20センチュリー・ウーマン(2016年製作の映画)
4.6
煙草。
ひたすらもくもくしてた印象。

それさえもSanta Barbaraの風が爽やかに吹き飛ばしてしまう、そんな映画。

よく言えばあっさり爽やかで、悪く言えば取り留めのない人々が、おもいおもいに自分の問題と向き合って、其々が影響し合うんだけど、結局何かが大きく変化する訳じゃないし、すっごく強い絆で結ばれてハッピーになる訳でもない。

それでいて随所に散りばめてある詩的な台詞なりカットなり、とてつもなくきらきらして魅力的な映像ばかり。

どのシーンを切り取っても芸術的且つ自然な背景のオンパレード。
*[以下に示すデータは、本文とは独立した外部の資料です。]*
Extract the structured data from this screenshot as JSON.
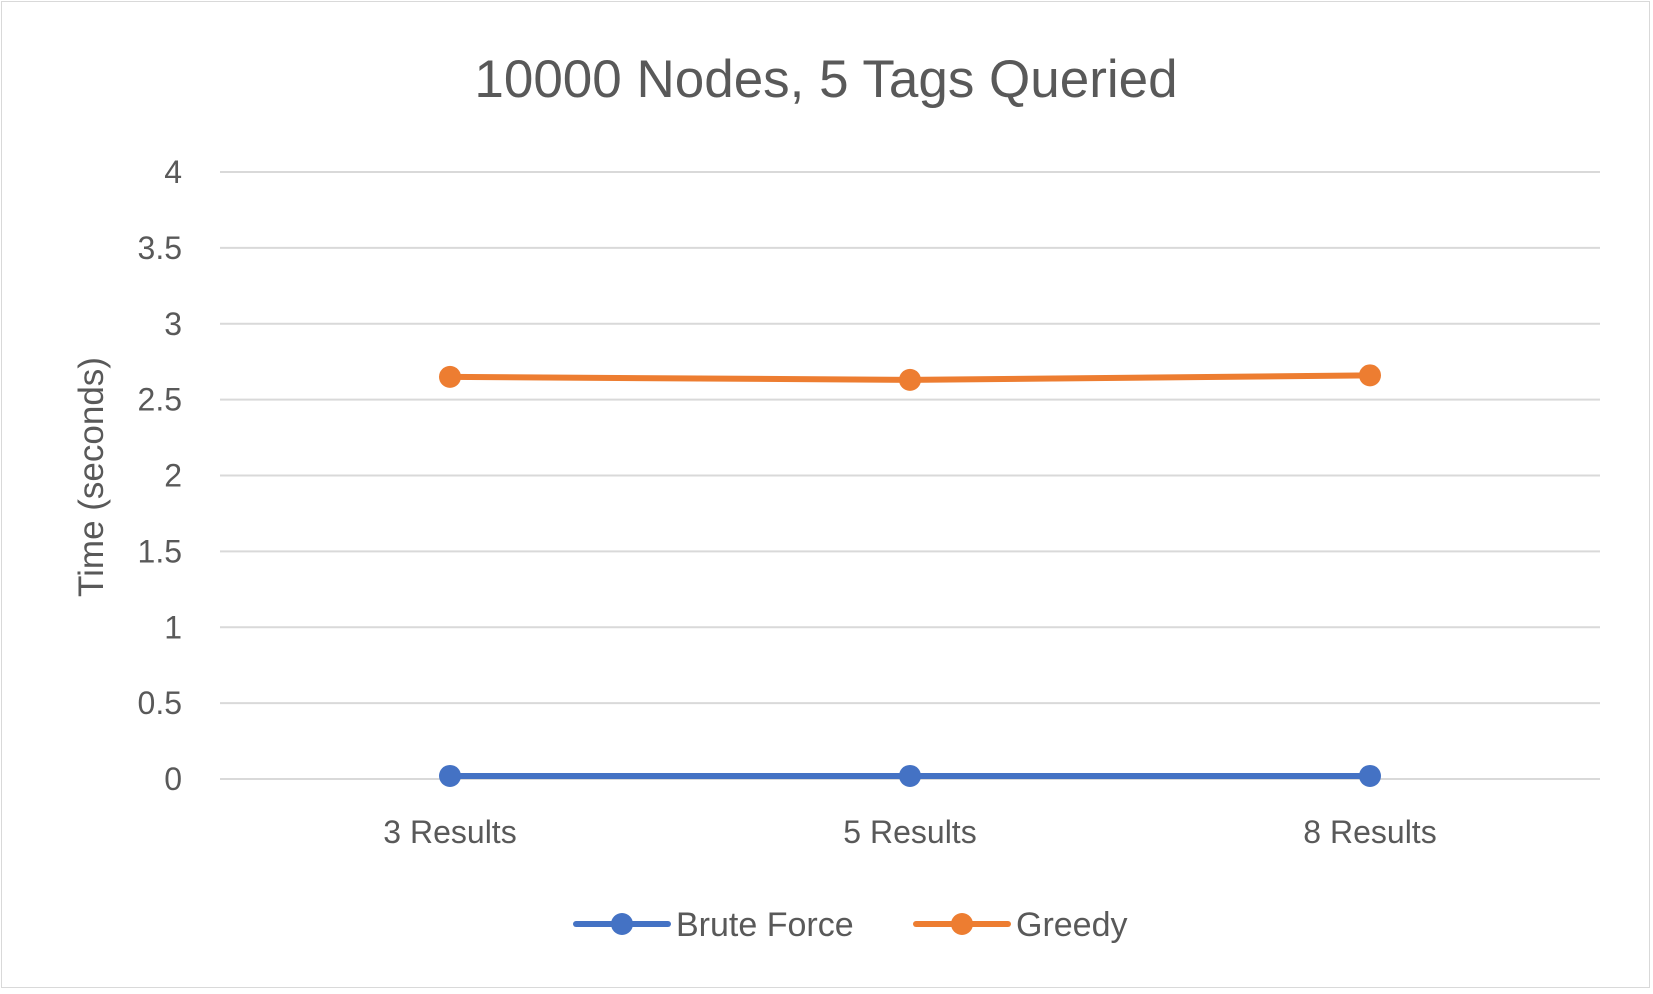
{
  "chart_data": {
    "type": "line",
    "title": "10000 Nodes, 5 Tags Queried",
    "xlabel": "",
    "ylabel": "Time (seconds)",
    "categories": [
      "3 Results",
      "5 Results",
      "8 Results"
    ],
    "ylim": [
      0,
      4
    ],
    "yticks": [
      "0",
      "0.5",
      "1",
      "1.5",
      "2",
      "2.5",
      "3",
      "3.5",
      "4"
    ],
    "ytick_values": [
      0,
      0.5,
      1,
      1.5,
      2,
      2.5,
      3,
      3.5,
      4
    ],
    "grid": true,
    "legend_position": "bottom",
    "series": [
      {
        "name": "Brute Force",
        "color": "#4472C4",
        "values": [
          0.02,
          0.02,
          0.02
        ]
      },
      {
        "name": "Greedy",
        "color": "#ED7D31",
        "values": [
          2.65,
          2.63,
          2.66
        ]
      }
    ]
  }
}
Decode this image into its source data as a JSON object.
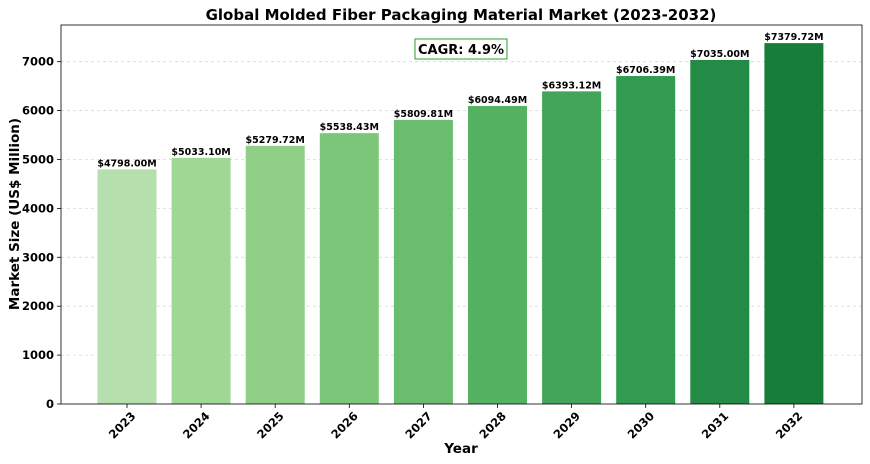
{
  "chart_data": {
    "type": "bar",
    "title": "Global Molded Fiber Packaging Material Market (2023-2032)",
    "xlabel": "Year",
    "ylabel": "Market Size (US$ Million)",
    "categories": [
      "2023",
      "2024",
      "2025",
      "2026",
      "2027",
      "2028",
      "2029",
      "2030",
      "2031",
      "2032"
    ],
    "values": [
      4798.0,
      5033.1,
      5279.72,
      5538.43,
      5809.81,
      6094.49,
      6393.12,
      6706.39,
      7035.0,
      7379.72
    ],
    "value_labels": [
      "$4798.00M",
      "$5033.10M",
      "$5279.72M",
      "$5538.43M",
      "$5809.81M",
      "$6094.49M",
      "$6393.12M",
      "$6706.39M",
      "$7035.00M",
      "$7379.72M"
    ],
    "bar_colors": [
      "#b5e0ad",
      "#a0d794",
      "#8fd086",
      "#7cc67a",
      "#6abd6e",
      "#55b263",
      "#42a65a",
      "#319b50",
      "#238b45",
      "#177e3a"
    ],
    "ylim": [
      0,
      7750
    ],
    "yticks": [
      0,
      1000,
      2000,
      3000,
      4000,
      5000,
      6000,
      7000
    ],
    "grid": true,
    "annotation": "CAGR: 4.9%",
    "annotation_border_color": "#2ca02c"
  }
}
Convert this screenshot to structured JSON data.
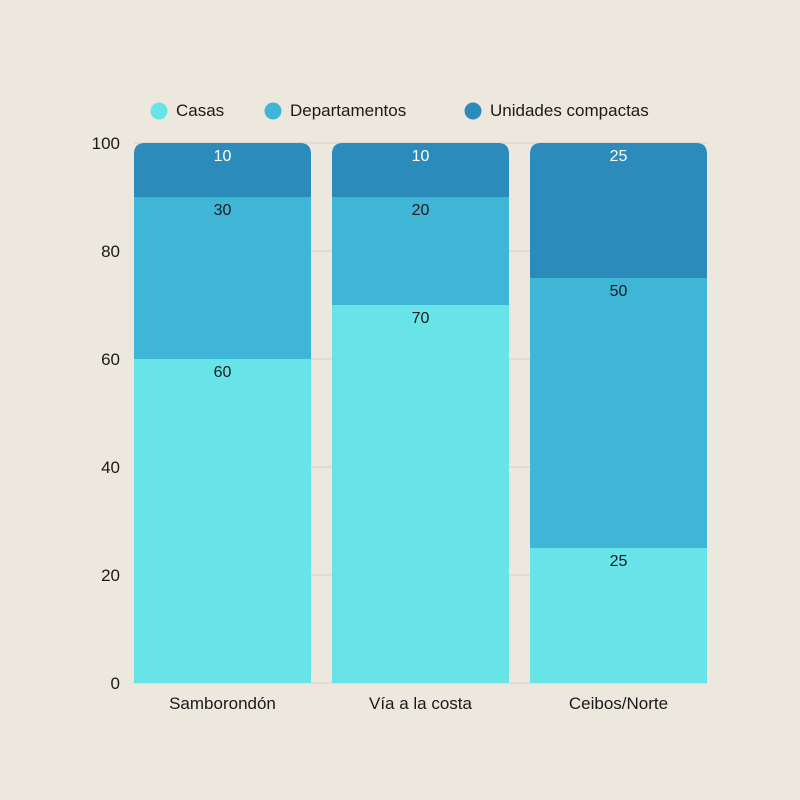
{
  "chart_data": {
    "type": "bar",
    "stacked": true,
    "categories": [
      "Samborondón",
      "Vía a la costa",
      "Ceibos/Norte"
    ],
    "series": [
      {
        "name": "Casas",
        "values": [
          60,
          70,
          25
        ],
        "color": "#68e4e8",
        "label_color": "#1a1a1a"
      },
      {
        "name": "Departamentos",
        "values": [
          30,
          20,
          50
        ],
        "color": "#40b6d6",
        "label_color": "#1a1a1a"
      },
      {
        "name": "Unidades compactas",
        "values": [
          10,
          10,
          25
        ],
        "color": "#2b8bbb",
        "label_color": "#ffffff"
      }
    ],
    "ylim": [
      0,
      100
    ],
    "yticks": [
      "0",
      "20",
      "40",
      "60",
      "80",
      "100"
    ],
    "ytick_values": [
      0,
      20,
      40,
      60,
      80,
      100
    ],
    "grid": true,
    "legend_position": "top"
  }
}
凝ってるのにムダのないインテリアが全部真似したいくらい素晴らしかった。

付随してファッションも言うまでもなく。
とくに着飾っている訳じゃないのにみんなさらっと好きなオシャレを楽しんでる感じ、素敵でした。
グレタの少しくたっとしたシャツにパンツのスタイルが似合うこと似合うこと。

エルの強烈な存在感は、透明感のカタマリのようでいて、ときどき強烈な毒々しさも感じる。(毎度のこと)見るたびにまんまと虜になってゆく。

そして母と息子。
息子を持っている訳じゃないから全ては分からないけれど、あの10代半ばにさしかかる危うい時期の少年が、危うすぎる人間に囲まれて、でもしっかりと自分を見据えて 周りはこう。だけど僕はどうなんだ。って悩む過程はグッときた。

心配な息子を委ねる対象、完全に間違えてるけど(笑)

フェミニズムってきっといま一番“正しく”知らなきゃいけない単語で。
日本人にはかなり馴染みが薄くて、直接的な意味もきちんと理解出来ているひと少ないんじゃないかなぁ。海外では子供のフェミニズム教育も必須となってきていて。そのフェミニズムを特に説明しているわけではないけど、20世紀から現代に繋がる様々な問題にそっと寄り添って問い掛けるような脚本。